The very first sentence of Article I, Section 1 of the U.S. Constitution states: “All legislative powers herein granted shall be vested in a Congress of the United States.” It is difficult to get more plain and definitive than that: “All legislative powers.” Congress is the legislative branch, and it possesses “all legislative powers.” The executive and judicial branches have their own peculiar jurisdictions and purviews, but their powers do not include lawmaking. Nor does the Constitution allow the Congress to sublet or delegate its lawmaking authority to the president, bureaucrats, or judges. Moreover, Congress has only those legislative powers “herein granted,” which means, of course, that Congress may not legislate on whatever its members may wish, but only regarding those particular matters granted by the states in the Constitution.

Nevertheless, Congress (and the American people, whose duty it is to vigilantly monitor Congress) has allowed the executive branch to stealthily, steadily build an enormous fourth branch of government — the federal regulatory leviathan — that has usurped legislative, executive, and judicial powers. According to our Founders, this is “the very definition of tyranny.” 

James Madison, frequently referred to as the “Father of the Constitution,” addressed this issue in essay No. 47 of The Federalist, noting: “The accumulation of all powers, legislative, executive, and judiciary, in the same hands, whether of one, a few, or many, and whether hereditary, self-appointed, or elective, may justly be pronounced the very definition of tyranny.”

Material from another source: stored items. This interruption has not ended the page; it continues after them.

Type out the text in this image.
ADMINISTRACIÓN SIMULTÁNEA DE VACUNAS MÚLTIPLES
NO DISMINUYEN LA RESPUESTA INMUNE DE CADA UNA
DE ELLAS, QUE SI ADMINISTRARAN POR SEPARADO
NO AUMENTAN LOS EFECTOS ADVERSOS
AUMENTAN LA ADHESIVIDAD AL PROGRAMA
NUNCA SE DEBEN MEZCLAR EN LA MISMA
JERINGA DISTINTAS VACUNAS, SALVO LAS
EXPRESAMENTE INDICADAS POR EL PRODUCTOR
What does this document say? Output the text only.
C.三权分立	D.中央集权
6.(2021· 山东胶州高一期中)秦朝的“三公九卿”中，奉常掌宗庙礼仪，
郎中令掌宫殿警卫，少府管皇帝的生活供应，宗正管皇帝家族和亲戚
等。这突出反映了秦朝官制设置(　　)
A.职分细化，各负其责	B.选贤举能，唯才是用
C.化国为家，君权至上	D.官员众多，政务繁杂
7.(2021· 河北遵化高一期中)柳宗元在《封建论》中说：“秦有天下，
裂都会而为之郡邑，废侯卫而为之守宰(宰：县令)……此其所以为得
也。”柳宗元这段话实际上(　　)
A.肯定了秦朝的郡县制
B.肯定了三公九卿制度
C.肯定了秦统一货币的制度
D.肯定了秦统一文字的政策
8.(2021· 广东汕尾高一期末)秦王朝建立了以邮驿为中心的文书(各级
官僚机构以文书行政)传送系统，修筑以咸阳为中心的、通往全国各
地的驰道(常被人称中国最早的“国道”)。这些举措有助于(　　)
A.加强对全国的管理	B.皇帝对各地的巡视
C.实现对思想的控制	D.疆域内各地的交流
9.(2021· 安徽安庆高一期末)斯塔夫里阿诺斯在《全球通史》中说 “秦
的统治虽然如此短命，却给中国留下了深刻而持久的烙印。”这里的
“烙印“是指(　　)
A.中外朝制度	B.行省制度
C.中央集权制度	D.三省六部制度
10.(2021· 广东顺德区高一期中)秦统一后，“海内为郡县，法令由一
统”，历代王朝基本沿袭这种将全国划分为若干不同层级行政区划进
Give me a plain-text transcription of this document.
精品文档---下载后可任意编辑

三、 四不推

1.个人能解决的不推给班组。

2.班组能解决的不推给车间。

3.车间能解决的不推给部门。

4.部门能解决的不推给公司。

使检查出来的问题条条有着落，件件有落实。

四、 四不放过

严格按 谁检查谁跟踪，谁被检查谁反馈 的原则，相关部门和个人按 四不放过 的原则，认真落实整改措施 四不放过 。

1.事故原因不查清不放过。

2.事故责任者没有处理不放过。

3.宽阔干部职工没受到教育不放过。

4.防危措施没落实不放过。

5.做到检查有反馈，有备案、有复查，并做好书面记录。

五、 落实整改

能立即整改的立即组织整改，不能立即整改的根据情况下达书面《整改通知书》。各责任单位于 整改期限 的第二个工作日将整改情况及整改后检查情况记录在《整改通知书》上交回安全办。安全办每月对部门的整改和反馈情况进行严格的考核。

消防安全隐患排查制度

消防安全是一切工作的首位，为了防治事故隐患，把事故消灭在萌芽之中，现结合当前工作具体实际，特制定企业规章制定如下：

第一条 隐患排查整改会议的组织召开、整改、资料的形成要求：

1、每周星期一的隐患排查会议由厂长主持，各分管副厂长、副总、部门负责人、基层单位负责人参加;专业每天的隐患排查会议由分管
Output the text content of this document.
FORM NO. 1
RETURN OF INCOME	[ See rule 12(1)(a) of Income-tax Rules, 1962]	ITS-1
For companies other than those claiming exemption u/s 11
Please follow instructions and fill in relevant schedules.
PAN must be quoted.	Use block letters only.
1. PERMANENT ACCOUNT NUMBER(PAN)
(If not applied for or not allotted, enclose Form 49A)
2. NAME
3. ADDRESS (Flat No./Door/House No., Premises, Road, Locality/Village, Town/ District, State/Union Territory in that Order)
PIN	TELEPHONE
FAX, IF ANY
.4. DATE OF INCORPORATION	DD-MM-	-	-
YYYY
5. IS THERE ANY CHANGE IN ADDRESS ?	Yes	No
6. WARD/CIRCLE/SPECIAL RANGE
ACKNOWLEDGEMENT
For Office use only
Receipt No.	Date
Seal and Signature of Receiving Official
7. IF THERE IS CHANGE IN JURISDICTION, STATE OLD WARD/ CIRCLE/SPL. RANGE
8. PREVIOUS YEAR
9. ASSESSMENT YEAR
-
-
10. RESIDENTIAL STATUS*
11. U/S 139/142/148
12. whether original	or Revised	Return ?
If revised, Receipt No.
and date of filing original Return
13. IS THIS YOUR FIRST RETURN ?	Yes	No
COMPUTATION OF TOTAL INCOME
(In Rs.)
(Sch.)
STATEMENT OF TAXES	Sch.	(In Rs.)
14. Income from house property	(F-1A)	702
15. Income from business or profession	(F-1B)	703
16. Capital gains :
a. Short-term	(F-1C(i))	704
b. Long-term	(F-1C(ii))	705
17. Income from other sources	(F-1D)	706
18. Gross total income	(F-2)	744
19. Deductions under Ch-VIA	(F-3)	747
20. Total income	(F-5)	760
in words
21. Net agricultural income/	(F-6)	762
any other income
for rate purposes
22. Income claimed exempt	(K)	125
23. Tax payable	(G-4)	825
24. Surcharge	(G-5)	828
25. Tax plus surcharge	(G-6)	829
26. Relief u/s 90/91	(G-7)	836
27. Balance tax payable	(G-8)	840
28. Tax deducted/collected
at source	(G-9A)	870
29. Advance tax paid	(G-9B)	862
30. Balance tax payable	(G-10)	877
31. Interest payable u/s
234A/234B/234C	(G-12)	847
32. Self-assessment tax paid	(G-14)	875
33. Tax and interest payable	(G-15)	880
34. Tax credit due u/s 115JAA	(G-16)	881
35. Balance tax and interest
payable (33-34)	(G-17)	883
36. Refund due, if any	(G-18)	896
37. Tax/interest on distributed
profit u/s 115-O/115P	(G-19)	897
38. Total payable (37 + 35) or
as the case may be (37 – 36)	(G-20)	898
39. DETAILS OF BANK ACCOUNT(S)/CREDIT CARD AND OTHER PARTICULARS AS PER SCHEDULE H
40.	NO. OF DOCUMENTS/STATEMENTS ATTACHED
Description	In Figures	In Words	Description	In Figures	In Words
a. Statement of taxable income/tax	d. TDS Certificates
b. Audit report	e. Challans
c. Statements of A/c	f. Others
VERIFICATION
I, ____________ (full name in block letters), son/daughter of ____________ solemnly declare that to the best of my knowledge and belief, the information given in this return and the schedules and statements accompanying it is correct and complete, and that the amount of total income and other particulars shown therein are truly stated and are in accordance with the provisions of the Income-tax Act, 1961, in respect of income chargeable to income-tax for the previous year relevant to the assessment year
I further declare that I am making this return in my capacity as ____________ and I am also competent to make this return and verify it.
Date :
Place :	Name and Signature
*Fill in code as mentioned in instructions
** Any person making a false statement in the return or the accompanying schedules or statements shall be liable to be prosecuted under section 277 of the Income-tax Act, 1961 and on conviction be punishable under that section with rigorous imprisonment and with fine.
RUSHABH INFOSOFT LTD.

Constitutionalists who are determined to stop America’s devolution into administrative tyranny should avail themselves of the opportunity to press members of Congress while they are home on recess to stop the administration’s usurpation of powers through regulation. Ultimately, citizen activists must convince Congress to abolish the unconstitutional agencies that threaten our continued existence as a free people.